Looking after your mental health when you work for yourself

Thursday 10th October 2019 is World Mental Health Awareness Day, aiming to educate and raise awareness of mental health issues.

Research suggests that becoming self-employed leads to greater job satisfaction and, therefore, can lead to better mental health. However, those of us who work from home often face feelings of isolation and loneliness, which can also negatively impact our mental health. The existing stigma surrounding mental health also leads to many suffering in silence, not wanting to talk about any potential struggles.

Whilst working for yourself brings endless positives, it also requires self-discipline and self-motivation to face day to day successes and challenges. As always, there is no one-fits-all solution, but little changes to work routines can positively impact how we feel about ourselves and our work:

1. Be aware

Pay attention to your feelings and be aware of how certain situations stress you out so that you can effectively tackle or eliminate them. Mental health issues are often a result of long term ignorance of existing problems and can be managed by being aware of what is going on in our heads. Talk openly about your feelings – positive and negative. Sometimes only articulating our problems gives us a better understanding and getting things off our chests can be very refreshing.

2. Surround yourself with the right people

People in our lives have a great impact – they can be a great source of motivation and energy, and similarly, they can have a very negative impact. Miserable people will only make you feel more miserable, so try to spend as much time as you can with positive-minded people who are inspirational and make you feel good.

Don’t underestimate the importance of relationships and regular communication – it makes a big difference. It’s also critical to learn to trust people and delegate tasks that you can’t or don’t have the time to do so that you can focus on what matters.

3. Learn to relax

Working for yourself makes it extremely difficult to switch off and relax, especially if you are working from home. We are all guilty of checking our emails and social media in the evenings, but is it really necessary? You will always have more work to do, but try stepping away from work in the evenings and weekends and watch what happens – there will be no disasters!

The work will still be there the next day and by giving yourself a break and spending your time in a way that will allow you to turn off your brain will leave you refreshed and motivated when you are back at it. What really helps is controlling your thinking so you are focused on activities that you will do to relax, instead of going through long to-do-lists and analyzing past work events in your head.

World Mental Health Awareness Day

4. Make physical exercise part of your routine

It doesn’t have to be anything extreme – just a few hours per week will make a difference. Physical exercise is designed to boost your endorphin levels and not only help you relax but make you look and feel good. I find that the only place where my mind stops thinking is when I’m at the gym.

5. Take breaks

To avoid being overworked and unproductive, set your daily working hours and do your best to stick to them. By working ridiculous hours each day, you are more likely to become less effective and more tired. Try to have at least a few breaks during the day and make sure you take time for lunch, preferably not at your desk. Switch off from work-related activities by doing something completely different. Meet people, go to the gym or just leave your working space. It’s very refreshing and good for the brain and soul.

6. Learn to say NO

Think about whether you need to say yes to all of the things you are doing. It’s likely that you are over-committing and you might have different reasons for it – not wanting to disappoint, feeling that you have no choice, or having an unrealistic idea of what is involved – just to name a few. But being overcommitted can quickly lead to burnout and exhaustion.

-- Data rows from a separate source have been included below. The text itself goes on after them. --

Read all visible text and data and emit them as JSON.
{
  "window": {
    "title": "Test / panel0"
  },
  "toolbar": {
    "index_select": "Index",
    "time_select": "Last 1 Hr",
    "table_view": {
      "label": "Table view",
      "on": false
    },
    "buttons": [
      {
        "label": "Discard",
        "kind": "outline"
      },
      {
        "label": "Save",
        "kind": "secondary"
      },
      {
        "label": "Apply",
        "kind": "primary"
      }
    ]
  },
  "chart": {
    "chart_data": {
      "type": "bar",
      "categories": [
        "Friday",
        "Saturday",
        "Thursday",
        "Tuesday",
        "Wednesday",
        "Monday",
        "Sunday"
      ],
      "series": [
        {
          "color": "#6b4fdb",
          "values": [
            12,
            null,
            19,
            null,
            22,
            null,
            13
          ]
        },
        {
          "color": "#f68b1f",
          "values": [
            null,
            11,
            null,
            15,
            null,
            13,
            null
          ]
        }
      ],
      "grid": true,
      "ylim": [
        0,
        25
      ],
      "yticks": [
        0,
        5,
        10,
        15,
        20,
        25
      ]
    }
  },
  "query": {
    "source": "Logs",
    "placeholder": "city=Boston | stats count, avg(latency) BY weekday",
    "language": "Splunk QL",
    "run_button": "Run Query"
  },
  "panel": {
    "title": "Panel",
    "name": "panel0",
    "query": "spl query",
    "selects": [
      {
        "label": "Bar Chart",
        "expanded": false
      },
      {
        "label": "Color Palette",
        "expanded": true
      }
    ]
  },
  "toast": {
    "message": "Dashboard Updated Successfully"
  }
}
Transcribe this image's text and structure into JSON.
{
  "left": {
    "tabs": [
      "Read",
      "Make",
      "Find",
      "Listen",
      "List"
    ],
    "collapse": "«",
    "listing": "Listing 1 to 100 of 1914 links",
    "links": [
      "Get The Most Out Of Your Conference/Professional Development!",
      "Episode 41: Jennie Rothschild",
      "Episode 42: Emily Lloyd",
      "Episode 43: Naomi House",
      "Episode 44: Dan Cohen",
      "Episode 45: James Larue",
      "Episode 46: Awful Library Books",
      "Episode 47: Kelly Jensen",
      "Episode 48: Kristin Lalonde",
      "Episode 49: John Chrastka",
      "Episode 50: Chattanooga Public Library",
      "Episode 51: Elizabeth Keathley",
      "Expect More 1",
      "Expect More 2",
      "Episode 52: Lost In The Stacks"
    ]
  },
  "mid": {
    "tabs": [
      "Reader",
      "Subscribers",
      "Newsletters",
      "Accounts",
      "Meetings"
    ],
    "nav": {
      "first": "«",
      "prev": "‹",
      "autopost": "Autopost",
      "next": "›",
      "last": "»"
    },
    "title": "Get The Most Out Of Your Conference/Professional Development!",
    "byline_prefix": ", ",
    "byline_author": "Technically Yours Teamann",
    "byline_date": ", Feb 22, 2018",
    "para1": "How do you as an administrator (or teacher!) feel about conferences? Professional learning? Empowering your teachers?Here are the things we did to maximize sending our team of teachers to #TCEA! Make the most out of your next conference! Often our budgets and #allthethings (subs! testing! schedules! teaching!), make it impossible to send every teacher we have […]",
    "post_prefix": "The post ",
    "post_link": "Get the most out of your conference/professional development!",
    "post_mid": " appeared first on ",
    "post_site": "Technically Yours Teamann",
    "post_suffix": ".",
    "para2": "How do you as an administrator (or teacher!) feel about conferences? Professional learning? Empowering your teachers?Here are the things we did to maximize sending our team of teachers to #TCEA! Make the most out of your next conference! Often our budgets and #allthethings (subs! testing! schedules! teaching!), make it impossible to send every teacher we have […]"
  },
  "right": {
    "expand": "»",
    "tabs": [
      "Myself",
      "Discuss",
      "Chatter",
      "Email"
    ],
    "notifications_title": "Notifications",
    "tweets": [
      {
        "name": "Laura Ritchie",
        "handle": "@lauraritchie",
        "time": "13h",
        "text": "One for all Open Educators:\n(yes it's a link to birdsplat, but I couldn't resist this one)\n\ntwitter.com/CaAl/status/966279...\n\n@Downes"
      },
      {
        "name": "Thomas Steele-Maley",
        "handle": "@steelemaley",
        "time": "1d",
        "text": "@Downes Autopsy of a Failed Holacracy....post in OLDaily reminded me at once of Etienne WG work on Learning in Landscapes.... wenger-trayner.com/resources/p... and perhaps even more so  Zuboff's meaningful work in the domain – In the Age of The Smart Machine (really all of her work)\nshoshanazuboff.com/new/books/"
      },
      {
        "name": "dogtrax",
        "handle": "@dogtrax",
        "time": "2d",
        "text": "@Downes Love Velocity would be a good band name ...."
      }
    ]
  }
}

Saying No in an appropriate way does not communicate that you are unwilling, rather, it communicates that you are taking your commitments seriously. Avoid the automatic yes and be sure you have a realistic and detailed idea of what’s required before committing to anything.

7. Focus on your long term goals

There will always be more work that you can do. What makes a difference is to differentiate between the work that will get you to your long-term goals and work that is just taking up a lot of your time without any real results. It’s obvious that we should focus on work that matters but it’s very easy to be distracted by other factors and little bits of work during that day.

To focus on what’s important, write down your long-term objectives and what needs to be done in order to achieve them. And then regularly remind yourself and check progress.